Kleve: Bodenwerte auf hohem Niveau
zuletzt aktualisiert: 02.03.2007Kleve (RPO). Kreis Kleve (RP) Der Gutachterausschuss für Grundstückswerte im Kreis Kleve hat die Richtwerte für Wohnbauflächen, gewerbliche Bauflächen und land- und forstwirtschaftliche Flächen für alle kreisangehörigen Kommunen beschlossen. Die Preissteigerung für Wohnbauflächen fiel 2006 mit durchschnittlich 1,6 Prozent deutlich geringer aus als im Vorjahr (2,7). Da im gleichen Zeitraum der Verbraucherpreisindex (VPI) um 1,5 Prozent gestiegen ist, wurde mit der letzten Bodenpreissteigerung im Prinzip nur die allgemeine inflationäre Entwicklung aufgefangen.

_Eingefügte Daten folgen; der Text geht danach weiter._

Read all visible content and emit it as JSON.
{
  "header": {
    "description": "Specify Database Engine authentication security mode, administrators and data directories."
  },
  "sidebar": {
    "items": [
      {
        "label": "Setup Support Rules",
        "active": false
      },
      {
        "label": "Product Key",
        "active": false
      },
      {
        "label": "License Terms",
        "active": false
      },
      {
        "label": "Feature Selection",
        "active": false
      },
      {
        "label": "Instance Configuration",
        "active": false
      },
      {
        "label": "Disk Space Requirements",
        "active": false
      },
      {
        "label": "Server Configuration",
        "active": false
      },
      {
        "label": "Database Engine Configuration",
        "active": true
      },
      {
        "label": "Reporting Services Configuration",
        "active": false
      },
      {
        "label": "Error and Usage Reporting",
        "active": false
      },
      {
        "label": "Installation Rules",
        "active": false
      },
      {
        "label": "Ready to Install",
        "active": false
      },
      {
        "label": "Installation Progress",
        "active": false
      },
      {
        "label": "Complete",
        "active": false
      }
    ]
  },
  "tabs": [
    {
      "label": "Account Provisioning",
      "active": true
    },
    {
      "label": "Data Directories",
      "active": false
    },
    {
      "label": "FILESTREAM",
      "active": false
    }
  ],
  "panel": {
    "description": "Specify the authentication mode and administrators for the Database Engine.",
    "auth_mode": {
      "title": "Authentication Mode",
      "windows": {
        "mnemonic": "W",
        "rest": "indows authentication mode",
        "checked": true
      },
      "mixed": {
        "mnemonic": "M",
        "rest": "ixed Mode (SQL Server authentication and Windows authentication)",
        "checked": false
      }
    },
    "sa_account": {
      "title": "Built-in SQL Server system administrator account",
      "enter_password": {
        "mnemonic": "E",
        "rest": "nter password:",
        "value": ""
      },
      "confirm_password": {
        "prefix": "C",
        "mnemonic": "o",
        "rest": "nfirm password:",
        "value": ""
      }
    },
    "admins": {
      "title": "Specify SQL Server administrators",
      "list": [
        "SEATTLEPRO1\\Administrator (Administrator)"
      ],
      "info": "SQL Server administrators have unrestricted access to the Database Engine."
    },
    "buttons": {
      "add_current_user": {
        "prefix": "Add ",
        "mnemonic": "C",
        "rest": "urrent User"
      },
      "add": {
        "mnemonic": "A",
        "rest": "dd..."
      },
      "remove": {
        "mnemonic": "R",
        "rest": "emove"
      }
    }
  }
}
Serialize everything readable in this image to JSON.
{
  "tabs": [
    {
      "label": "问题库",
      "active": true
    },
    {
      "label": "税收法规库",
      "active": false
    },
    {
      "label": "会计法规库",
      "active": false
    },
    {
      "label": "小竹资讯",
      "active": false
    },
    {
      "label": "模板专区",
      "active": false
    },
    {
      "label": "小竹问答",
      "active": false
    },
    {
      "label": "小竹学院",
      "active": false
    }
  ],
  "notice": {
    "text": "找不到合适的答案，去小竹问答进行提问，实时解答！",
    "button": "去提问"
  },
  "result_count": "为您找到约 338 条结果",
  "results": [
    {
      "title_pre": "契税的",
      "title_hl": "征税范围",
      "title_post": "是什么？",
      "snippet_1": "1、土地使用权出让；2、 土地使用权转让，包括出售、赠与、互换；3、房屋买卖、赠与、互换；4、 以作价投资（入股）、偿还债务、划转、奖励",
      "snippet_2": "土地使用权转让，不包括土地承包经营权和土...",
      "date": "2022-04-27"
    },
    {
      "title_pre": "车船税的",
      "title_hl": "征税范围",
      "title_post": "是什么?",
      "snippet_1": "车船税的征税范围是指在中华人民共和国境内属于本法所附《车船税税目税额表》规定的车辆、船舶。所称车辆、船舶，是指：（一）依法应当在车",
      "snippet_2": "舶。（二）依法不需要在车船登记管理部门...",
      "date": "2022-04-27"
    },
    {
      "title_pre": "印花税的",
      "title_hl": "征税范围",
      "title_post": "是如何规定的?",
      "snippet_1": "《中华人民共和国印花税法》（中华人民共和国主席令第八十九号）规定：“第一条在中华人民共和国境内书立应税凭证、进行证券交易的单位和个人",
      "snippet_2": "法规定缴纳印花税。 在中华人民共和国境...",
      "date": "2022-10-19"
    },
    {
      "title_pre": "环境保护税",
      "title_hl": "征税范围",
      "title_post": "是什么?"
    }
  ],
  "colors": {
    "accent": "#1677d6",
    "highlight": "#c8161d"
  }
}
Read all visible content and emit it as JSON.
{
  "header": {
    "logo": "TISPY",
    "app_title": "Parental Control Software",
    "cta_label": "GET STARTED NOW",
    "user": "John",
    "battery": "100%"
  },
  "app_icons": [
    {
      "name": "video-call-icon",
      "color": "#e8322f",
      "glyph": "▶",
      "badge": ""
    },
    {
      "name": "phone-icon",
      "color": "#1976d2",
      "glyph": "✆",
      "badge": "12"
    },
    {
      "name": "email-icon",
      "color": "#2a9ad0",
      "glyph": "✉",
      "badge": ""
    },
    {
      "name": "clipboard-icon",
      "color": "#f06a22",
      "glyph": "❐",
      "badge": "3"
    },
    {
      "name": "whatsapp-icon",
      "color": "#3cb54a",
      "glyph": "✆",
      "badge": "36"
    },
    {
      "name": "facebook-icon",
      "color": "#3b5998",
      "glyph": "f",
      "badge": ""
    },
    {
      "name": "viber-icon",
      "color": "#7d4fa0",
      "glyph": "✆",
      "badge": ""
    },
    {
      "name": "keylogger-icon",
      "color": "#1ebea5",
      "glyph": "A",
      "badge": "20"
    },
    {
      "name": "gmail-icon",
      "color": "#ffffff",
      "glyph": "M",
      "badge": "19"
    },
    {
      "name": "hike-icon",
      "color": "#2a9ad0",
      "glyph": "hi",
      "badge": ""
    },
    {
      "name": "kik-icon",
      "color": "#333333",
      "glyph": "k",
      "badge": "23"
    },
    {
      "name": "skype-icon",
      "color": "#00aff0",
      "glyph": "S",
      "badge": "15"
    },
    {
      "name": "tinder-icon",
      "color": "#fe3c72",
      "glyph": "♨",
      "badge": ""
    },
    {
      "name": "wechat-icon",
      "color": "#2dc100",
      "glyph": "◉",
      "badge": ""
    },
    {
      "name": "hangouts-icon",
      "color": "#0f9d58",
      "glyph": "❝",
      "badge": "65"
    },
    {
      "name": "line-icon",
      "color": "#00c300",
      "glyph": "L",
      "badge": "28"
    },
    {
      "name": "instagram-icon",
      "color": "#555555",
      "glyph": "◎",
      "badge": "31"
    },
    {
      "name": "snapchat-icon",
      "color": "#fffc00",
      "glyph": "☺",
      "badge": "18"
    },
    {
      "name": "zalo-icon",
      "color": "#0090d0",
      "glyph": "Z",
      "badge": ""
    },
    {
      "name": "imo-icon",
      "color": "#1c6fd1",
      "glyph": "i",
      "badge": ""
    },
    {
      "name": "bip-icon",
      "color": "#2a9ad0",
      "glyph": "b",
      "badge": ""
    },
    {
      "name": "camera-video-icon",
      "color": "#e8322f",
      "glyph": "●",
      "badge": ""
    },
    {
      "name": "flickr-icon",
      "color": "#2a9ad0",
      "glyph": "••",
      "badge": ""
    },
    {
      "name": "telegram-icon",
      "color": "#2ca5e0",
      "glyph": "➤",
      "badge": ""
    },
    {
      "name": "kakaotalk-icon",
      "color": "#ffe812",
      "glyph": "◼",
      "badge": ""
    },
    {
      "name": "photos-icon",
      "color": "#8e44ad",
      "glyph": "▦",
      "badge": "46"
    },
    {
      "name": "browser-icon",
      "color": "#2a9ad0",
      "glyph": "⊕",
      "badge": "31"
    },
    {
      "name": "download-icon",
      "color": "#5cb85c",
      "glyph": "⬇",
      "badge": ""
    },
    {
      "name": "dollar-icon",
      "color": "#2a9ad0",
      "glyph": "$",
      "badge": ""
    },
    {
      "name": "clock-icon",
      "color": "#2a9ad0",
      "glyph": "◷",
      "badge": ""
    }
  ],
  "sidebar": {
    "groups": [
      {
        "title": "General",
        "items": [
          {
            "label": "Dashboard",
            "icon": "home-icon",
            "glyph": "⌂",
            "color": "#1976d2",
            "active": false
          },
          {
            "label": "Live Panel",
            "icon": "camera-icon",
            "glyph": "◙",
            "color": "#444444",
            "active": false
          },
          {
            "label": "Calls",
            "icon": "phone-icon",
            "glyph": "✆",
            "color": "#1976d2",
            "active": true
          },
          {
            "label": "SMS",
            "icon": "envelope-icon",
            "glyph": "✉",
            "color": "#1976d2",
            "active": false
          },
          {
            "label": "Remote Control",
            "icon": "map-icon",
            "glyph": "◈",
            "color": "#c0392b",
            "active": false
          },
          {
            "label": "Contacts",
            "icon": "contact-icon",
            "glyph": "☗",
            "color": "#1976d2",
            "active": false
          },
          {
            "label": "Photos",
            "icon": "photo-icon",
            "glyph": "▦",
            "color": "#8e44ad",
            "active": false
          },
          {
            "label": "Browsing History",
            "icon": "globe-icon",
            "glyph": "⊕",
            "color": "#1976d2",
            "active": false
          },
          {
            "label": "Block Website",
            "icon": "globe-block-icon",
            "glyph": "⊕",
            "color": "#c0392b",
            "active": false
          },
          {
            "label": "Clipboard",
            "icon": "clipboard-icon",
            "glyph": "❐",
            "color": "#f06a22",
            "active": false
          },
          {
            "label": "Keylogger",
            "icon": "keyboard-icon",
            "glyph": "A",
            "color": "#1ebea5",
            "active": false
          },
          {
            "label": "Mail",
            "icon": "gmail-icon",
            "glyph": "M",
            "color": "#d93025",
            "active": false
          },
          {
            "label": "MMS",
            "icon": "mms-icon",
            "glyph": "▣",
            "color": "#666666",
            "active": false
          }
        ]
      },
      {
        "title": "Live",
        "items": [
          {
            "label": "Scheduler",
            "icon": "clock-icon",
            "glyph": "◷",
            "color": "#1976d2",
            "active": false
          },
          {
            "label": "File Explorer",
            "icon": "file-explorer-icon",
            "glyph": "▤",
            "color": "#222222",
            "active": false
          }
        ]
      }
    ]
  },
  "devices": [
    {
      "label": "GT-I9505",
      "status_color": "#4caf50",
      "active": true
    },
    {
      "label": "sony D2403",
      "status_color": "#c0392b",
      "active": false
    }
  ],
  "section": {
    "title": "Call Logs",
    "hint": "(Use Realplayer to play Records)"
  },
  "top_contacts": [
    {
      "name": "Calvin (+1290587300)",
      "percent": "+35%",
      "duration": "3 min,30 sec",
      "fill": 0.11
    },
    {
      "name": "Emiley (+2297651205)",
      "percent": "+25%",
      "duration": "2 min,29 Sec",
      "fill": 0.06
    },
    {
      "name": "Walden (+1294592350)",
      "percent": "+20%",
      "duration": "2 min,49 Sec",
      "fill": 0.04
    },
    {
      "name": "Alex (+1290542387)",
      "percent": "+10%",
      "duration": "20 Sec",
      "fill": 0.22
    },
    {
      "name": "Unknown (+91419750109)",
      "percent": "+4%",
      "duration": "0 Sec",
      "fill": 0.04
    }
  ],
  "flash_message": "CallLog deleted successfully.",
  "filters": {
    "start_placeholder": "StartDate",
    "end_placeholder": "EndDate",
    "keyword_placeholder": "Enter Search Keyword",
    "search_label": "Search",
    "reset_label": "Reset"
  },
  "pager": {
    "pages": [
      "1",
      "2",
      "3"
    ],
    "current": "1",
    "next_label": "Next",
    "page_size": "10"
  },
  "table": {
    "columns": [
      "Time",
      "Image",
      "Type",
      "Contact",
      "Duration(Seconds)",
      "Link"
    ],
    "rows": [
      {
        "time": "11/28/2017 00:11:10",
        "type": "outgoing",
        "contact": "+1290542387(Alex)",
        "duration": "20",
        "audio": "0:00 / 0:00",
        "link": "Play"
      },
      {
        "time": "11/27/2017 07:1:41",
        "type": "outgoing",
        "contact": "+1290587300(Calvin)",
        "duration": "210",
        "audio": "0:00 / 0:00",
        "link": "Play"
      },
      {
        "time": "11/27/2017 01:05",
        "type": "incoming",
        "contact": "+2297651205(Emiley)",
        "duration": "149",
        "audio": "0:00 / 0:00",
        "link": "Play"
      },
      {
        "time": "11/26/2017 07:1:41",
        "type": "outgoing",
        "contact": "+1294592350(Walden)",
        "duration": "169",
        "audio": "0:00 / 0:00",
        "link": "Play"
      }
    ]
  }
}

Im nördlichen Kreisgebiet lag die Steigerung immerhin noch bei 2,0 Prozent, was zum Teil auch mit dem Einfluss der niederländischen Käufer zusammenhängt. Sie machen rund zehn Prozent dieses Marktes aus. Die Kommunen mit dem prozentual stärksten Niederländeranteil bezüglich der Baulandankäufe innerhalb Gemeinde-/Stadtgebiete sind Kranenburg mit 35 Prozent (22 von 62 Kauffälle) und Bedburg-Hau (10 von 51). Die Stadt Kleve hat zwar nur 11,5 Prozent Anteil (122 Baulandverkäufe), ist aber in den Absolutzahlen mit 14 Verkäufen ebenfalls noch relativ stark vertreten. Auffällig war der starke Rückgang in Goch (zwei Fälle), wo 2005 mit 21 Verkaufsfällen noch der stärkste Zustrom zu verzeichnen war.
Quadratmeterpreise bis 200 Euro
Die Entwicklung der vergangenen Jahre zeigt aber auch, dass der Bodenwert im Kreis Kleve sich auf hohem Niveau eingependelt hat. Rund 81 Prozent der Käufer kommen aus der jeweiligen Kommune oder aus dem Kreisgebiet. Der potentielle Grundstückskäufer bezahlt zur Zeit für ein Doppelhausgrundstück im Durchschnitt rund 40 000 Euro und für ein Grundstück, das mit einem freistehenden Einfamilienhaus bebaubar ist, rund 72 000 Euro. In guten Lagen, vor allem aber in innerstädtischen und grenznahen Lagen sind Quadratmeterpreise von 170 bis 200 Euro keine Seltenheit mehr.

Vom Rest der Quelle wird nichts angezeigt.